It was supposed to be a simple drive home — a quick trip from Colorado to Montana. But for 18-year-old Lisa “Lil Miss” Kimmell, it became six days of pure terror, ending in one of the most disturbing murder cases America has ever seen.

On March 25, 1988, Lisa — bright, beautiful, and full of life — was pulled over for speeding in Douglas, Wyoming. It was the last time anyone saw her alive. What followed was a nightmare so twisted it would haunt investigators for decades.
Eight days later, her body was found floating in a river — stabbed, assaulted, and discarded like a secret no one wanted told. The nation was horrified. Her beloved black Honda CRX, proudly displaying her custom plate “LIL MISS”, had vanished.

Then came the sightings. People swore they’d seen her car. Some claimed they saw a woman matching Lisa’s description behind the wheel. But every lead went cold. The mystery deepened. Was she kidnapped by a stranger? Or someone she knew?
For 14 long years, the Kimmell family lived in agony — until science finally spoke. In 2002, DNA cracked the case wide open.
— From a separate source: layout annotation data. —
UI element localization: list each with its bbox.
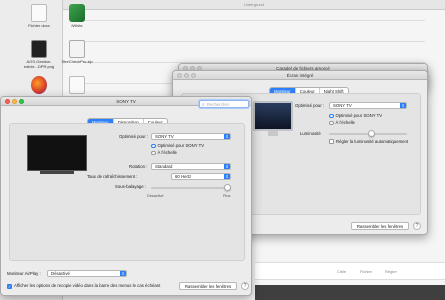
optimise-popup[interactable]: SONY TV ⇕ [329,102,407,109]
radio-scaled[interactable]: À l'échelle [329,120,355,125]
rotation-popup[interactable]: Standard ⇕ [151,163,231,170]
chevron-updown-icon: ⇕ [120,271,126,276]
tv-display-icon [27,135,87,174]
radio-optimise[interactable]: Optimisé pour SONY TV [329,113,382,118]
background-action-bar: Cible Fichier Régler [255,262,445,280]
gather-windows-button[interactable]: Rassembler les fenêtres [351,222,409,230]
underscan-max-label: Plus [223,194,231,198]
desktop-icon-label: AGS-Gestion-edicte...DPR.png [23,59,55,69]
optimise-value: SONY TV [155,134,174,139]
auto-brightness-checkbox[interactable]: Régler la luminosité automatiquement [329,139,408,144]
mirror-options-checkbox[interactable]: ✓ Afficher les options de recopie vidéo d… [7,283,160,289]
mirror-options-label: Afficher les options de recopie vidéo da… [14,283,161,288]
auto-brightness-label: Régler la luminosité automatiquement [336,139,409,144]
help-button[interactable]: ? [413,222,421,230]
zoom-button[interactable] [19,99,24,104]
document-icon [69,76,85,94]
imac-display-icon [253,101,293,136]
background-action-regler[interactable]: Régler [385,269,397,274]
desktop-icon-docx[interactable]: Fichier docx [22,4,56,29]
radio-selected-icon [329,113,334,118]
optimise-popup[interactable]: SONY TV ⇕ [151,133,231,140]
chevron-updown-icon: ⇕ [224,164,230,169]
desktop-icon-doc2[interactable] [60,76,94,96]
search-placeholder: Rechercher [207,102,230,107]
radio-optimise-label: Optimisé pour SONY TV [157,143,205,148]
optimise-label: Optimisé pour : [119,134,149,139]
background-action-fichier[interactable]: Fichier [360,269,372,274]
brightness-slider[interactable] [329,130,407,137]
radio-scaled-label: À l'échelle [157,150,177,155]
close-button[interactable] [5,99,10,104]
desktop-icon-firefox[interactable] [22,76,56,96]
desktop-icon-label: StreCheckPro.zip [61,59,93,64]
desktop-icon-app[interactable]: iWhite [60,4,94,29]
refresh-rate-label: Taux de rafraîchissement : [87,174,138,179]
background-footer [255,285,445,300]
underscan-min-label: Désactivé [147,194,164,198]
refresh-rate-popup[interactable]: 60 Hertz ⇕ [171,173,231,180]
close-button[interactable] [177,73,182,78]
background-action-cible[interactable]: Cible [337,269,346,274]
window-title: Écran intégré [286,73,314,78]
radio-selected-icon [151,143,156,148]
airplay-label: Moniteur AirPlay : [7,271,41,276]
desktop-icon-label: iWhite [71,23,83,28]
chevron-updown-icon: ⇕ [400,103,406,108]
radio-optimise[interactable]: Optimisé pour SONY TV [151,143,204,148]
minimize-button[interactable] [12,99,17,104]
desktop-icon-png[interactable]: AGS-Gestion-edicte...DPR.png [22,40,56,70]
rotation-label: Rotation : [129,164,148,169]
search-field[interactable]: ⌕ Rechercher [199,100,249,108]
firefox-icon [31,76,47,94]
airplay-value: Désactivé [51,271,70,276]
help-button[interactable]: ? [241,282,249,290]
airplay-popup[interactable]: Désactivé ⇕ [47,270,127,277]
minimize-button[interactable] [184,73,189,78]
radio-optimise-label: Optimisé pour SONY TV [335,113,383,118]
optimise-label: Optimisé pour : [295,103,325,108]
image-file-icon [31,40,47,58]
radio-unselected-icon [329,120,334,125]
zip-file-icon [69,40,85,58]
window-controls [5,99,24,104]
desktop: Untergrund Cible Fichier Régler Fichier … [0,0,445,300]
rotation-value: Standard [155,164,173,169]
underscan-label: Sous-balayage : [115,184,147,189]
refresh-rate-value: 60 Hertz [175,174,192,179]
search-icon: ⌕ [202,102,205,107]
zoom-button[interactable] [191,73,196,78]
document-icon [31,4,47,22]
checkbox-icon [329,139,334,144]
underscan-slider[interactable] [151,184,231,191]
app-icon [69,4,85,22]
brightness-label: Luminosité [300,131,321,136]
checkbox-checked-icon: ✓ [7,284,12,289]
desktop-icon-zip[interactable]: StreCheckPro.zip [60,40,94,65]
radio-scaled-label: À l'échelle [335,120,355,125]
sony-tv-display-window[interactable]: SONY TV ⌕ Rechercher Moniteur Dispositio… [0,96,252,296]
radio-unselected-icon [151,150,156,155]
chevron-updown-icon: ⇕ [224,174,230,179]
window-controls [177,73,196,78]
window-title: SONY TV [116,99,136,104]
chevron-updown-icon: ⇕ [224,134,230,139]
radio-scaled[interactable]: À l'échelle [151,150,177,155]
desktop-icon-label: Fichier docx [28,23,50,28]
background-window-title: Untergrund [63,0,445,10]
underscan-slider-knob[interactable] [223,184,231,191]
optimise-value: SONY TV [333,103,352,108]
gather-windows-button[interactable]: Rassembler les fenêtres [179,282,237,290]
The killer was Dale Wayne Eaton, an ex-con drifter with a dark past and a taste for violence.

Investigators uncovered a house of horrors: Eaton had kept Lisa captive in an abandoned school bus, torturing her before killing her and burying her car on his property — as if hiding a trophy of his evil.
When police unearthed the vehicle, the sight sent shivers through even veteran detectives. The plate “LIL MISS” still gleamed faintly in the dirt — a ghostly reminder of innocence stolen.
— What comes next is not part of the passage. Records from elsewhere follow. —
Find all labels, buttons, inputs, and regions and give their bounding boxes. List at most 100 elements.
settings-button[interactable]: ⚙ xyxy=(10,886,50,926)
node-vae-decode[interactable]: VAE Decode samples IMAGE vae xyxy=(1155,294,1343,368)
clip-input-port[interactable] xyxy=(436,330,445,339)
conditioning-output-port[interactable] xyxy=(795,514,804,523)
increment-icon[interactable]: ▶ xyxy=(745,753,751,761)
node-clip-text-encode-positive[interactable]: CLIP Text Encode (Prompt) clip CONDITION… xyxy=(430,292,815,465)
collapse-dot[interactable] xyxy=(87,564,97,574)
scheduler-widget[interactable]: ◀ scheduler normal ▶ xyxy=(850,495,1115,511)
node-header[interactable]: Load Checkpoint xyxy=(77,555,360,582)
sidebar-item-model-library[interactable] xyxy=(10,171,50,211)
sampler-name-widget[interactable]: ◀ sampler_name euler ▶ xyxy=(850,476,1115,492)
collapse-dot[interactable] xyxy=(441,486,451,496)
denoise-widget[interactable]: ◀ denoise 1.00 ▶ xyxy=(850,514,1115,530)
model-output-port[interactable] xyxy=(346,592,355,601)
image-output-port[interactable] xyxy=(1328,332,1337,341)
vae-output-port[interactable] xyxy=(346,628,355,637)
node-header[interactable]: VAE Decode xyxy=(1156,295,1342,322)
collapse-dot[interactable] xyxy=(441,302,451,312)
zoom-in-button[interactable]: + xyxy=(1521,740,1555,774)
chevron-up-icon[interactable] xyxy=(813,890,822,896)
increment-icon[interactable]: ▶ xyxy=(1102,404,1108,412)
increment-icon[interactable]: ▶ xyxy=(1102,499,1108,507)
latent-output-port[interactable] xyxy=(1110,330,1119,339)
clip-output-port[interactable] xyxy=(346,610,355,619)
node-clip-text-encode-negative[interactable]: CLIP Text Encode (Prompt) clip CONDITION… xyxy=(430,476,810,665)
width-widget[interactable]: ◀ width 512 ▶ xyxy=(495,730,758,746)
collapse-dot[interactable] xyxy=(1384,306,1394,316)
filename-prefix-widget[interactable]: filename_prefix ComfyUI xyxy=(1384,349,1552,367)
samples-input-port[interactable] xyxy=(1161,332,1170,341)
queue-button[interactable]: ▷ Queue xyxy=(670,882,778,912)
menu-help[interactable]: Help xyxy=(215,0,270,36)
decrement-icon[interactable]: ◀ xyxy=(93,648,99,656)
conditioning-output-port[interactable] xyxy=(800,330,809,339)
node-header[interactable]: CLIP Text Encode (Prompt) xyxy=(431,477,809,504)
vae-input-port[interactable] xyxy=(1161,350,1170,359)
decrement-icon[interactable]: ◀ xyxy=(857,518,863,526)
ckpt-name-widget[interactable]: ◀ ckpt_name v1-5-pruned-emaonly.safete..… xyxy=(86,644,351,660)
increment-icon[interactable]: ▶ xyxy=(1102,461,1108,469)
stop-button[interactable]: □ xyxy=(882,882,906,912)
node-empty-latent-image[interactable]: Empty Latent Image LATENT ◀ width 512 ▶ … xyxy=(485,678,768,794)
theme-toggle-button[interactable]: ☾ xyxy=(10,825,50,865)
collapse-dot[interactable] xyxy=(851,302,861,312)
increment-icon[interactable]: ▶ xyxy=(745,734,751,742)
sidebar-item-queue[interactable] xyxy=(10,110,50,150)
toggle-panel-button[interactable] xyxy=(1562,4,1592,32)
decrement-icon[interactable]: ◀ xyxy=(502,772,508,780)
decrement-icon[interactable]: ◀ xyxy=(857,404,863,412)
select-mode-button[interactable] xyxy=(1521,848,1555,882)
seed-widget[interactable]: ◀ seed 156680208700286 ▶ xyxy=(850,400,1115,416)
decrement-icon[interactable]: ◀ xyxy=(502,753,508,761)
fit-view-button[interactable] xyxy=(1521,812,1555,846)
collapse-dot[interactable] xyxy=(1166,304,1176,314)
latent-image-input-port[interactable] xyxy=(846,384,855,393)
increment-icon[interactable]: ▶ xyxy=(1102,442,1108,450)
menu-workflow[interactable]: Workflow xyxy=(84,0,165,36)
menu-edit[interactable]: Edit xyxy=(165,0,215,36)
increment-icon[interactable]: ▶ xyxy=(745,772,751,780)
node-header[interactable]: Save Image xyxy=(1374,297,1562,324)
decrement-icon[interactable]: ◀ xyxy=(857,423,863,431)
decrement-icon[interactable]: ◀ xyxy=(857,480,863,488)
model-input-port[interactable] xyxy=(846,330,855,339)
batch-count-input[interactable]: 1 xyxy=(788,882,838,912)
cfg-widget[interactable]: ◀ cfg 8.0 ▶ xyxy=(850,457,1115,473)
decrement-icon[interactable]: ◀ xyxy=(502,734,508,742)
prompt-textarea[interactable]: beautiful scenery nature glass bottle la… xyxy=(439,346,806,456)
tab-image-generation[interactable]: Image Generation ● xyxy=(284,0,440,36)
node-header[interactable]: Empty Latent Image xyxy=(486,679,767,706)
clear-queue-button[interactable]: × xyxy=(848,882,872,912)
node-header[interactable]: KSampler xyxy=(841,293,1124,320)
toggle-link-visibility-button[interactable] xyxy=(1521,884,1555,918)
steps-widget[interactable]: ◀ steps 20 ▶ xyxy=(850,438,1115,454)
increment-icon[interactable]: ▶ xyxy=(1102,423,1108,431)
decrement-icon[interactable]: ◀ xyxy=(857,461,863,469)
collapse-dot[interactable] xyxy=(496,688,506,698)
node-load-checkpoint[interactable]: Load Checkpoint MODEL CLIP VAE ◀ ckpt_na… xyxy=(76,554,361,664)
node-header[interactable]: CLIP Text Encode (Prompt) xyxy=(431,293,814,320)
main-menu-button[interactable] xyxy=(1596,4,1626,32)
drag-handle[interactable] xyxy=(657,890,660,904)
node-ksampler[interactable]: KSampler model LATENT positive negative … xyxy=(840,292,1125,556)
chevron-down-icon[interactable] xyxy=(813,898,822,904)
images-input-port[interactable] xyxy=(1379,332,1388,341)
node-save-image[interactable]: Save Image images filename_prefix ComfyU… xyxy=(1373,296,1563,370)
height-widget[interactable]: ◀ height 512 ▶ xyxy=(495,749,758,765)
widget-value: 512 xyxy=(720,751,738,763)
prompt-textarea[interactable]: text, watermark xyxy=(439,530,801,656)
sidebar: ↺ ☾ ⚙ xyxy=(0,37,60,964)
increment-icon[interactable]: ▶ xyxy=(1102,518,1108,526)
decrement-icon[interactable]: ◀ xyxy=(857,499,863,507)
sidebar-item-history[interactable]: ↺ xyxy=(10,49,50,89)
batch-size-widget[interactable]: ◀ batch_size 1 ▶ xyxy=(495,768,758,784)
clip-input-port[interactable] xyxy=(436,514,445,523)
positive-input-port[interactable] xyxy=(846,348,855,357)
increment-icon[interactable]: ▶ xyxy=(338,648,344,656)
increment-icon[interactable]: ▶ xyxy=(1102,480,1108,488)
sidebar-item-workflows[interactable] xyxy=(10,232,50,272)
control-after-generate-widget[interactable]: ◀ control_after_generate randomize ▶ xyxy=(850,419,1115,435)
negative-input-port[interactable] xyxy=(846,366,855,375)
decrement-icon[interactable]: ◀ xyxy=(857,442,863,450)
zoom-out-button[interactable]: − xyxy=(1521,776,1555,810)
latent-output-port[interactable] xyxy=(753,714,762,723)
Eaton was convicted in 2003, but even behind bars, his shadow looms large. Authorities suspect Lisa wasn’t his only victim, and the Wyoming wilderness may still hold his secrets.
Years later, in an act both defiant and cathartic, Lisa’s family burned down Eaton’s property on what would have been her 36th birthday — turning the place of her torment into ashes.

Lisa “Lil Miss” Kimmell’s story remains a chilling reminder that evil often hides in plain sight — and that even the most ordinary journey can end in unimaginable horror.